Miracles do happen, it seems. Three weeks after Rossini's La pietra del paragone received its first DVD incarnation on Opus Arte, the French Naïve label released this alternative. Remarkably, both DVDs document excellent, entertaining performances, both are extremely well filmed, both come with generous extras and both are brilliantly packaged. Yet each performance offers a different approach - musically and production-wise - so both are worthy of consideration.
Filmed in January 2007 at the Théâtre du Châtelet in Paris, Pierrick Sorin and Giorgio Barberior Corsetti's production updates the action to the 1950s or 60s. But this is an opera production with a difference. The singers perform in front of a blue background and are filmed by three cameras at the front of the stage while the action is projected onto a giant screen above their heads. Small models (which are also filmed) of interior and exterior settings are wheeled on by men and women dressed in blue skin costumes so that the live action is superimposed on top of these onto the big screen above. The results are often hilarious: characters can appear to stand inside a refrigerator, on top of a gas hob and inside a fireplace and float on a swimming pool when in reality they are just standing on the stage floor. The tennis match is similarly manipulated, and at one point a mouse appears to run behind the characters. But my favourite moment is when one of the characters flips a pancake which is then carried by a man in blue to the other side of the stage where the tenor receives it on his plate. Thanks to the big screen, it looks like the pancake made it there on its own.

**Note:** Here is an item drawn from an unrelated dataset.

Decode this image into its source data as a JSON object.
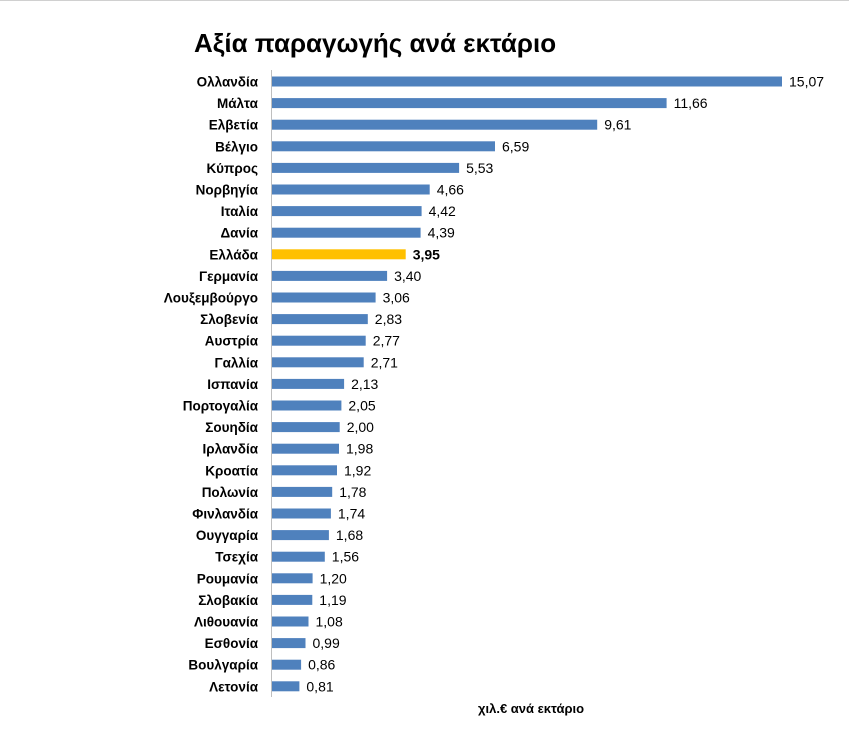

However, this is not merely done in the name of entertainment. Rossini's comedies are constructed in small units along the lines of basic musical conventions. Sorin's production dissects the action in response to this construction, so that we can see how the whole thing works, thus responding to the conscious musical artifice with a different kind of artifice. I don't find the emphasis on the power of the media quite so pronounced in this production as it is in the Opus Arte version, and it's clear from the interview on the bonus disc that Sorin is no fan of Rossini's or his libretto, which probably explains why a lot of what goes on is imposed rather than a response to the text. But there's ample compensation. The fact that the singers were directed to use a wide range of facial expressions so that the big-screen projections worked well for the audience in the theatre means that this production is absorbing on DVD in a way that many filmed opera performances aren't.
As if that weren't enough, the young cast is absolutely brilliant. Prime amongst them is tenor José Manuel Zapata in the role of Giocondo. His voice is natural and beautiful, his intonation is mostly secure and his sense of style is impeccable. His aria 'Oh come il fosco impetuoso' is one of the vocal highlights of the performance.
However, it's perhaps invidious to single out individuals when there are no serious weaknesses. Sonia Prina is a splendid comedienne, making La Marchesa Clarice into a feisty character, and her true contralto voice is well suited to the difficult tessitura; Jennifer Holloway (Aspasia) and particularly Laura Giordano (Fulvia) offer strong female support; and François Lis's elegant Asdrubale is the ideal centrepiece of the varied dramatis personae. Joan Martín-Royo's Macrobio, Christian Senn's Pacuvio and Filippo Polinelli are just as superb as the rest. It has to be said that the group singing tends to be stronger than some of the arias; the singers are remarkably well co-ordinated during the tricky ensemble numbers such as the quintet in the second act but just occasionally lack the warmth and interpretative abilities shown by the older, more experienced cast on Opus Arte. On the other hand, Naïve's cast is younger and fresher, so there's not much to choose between them.
Jean-Christophe Spinosi's conducting of the period-instrument Ensemble Matheus is lively and assured. He explains in the fascinating bonus-disc interview that he had attempted to recreate the instrumental configuration of Rossini's own 1812 La Scala orchestra by having nine double basses and only three cellos. The cello was assigned the continuo role but the large number of basses underpinned the sound in a way not normally observed in the modern orchestra pit. One can really hear the different timbre created by the orchestra in this performance compared to that in the Opus Arte DVD. The period wind instruments also stand out more for their much less homogenised sounds. Overall I marginally prefer Zedda's conducting on the rival disc because of the more controlled tempi - Spinosi tends to push a bit too hard at times. But that's a very small complaint about an otherwise brilliant performance. Not to be missed.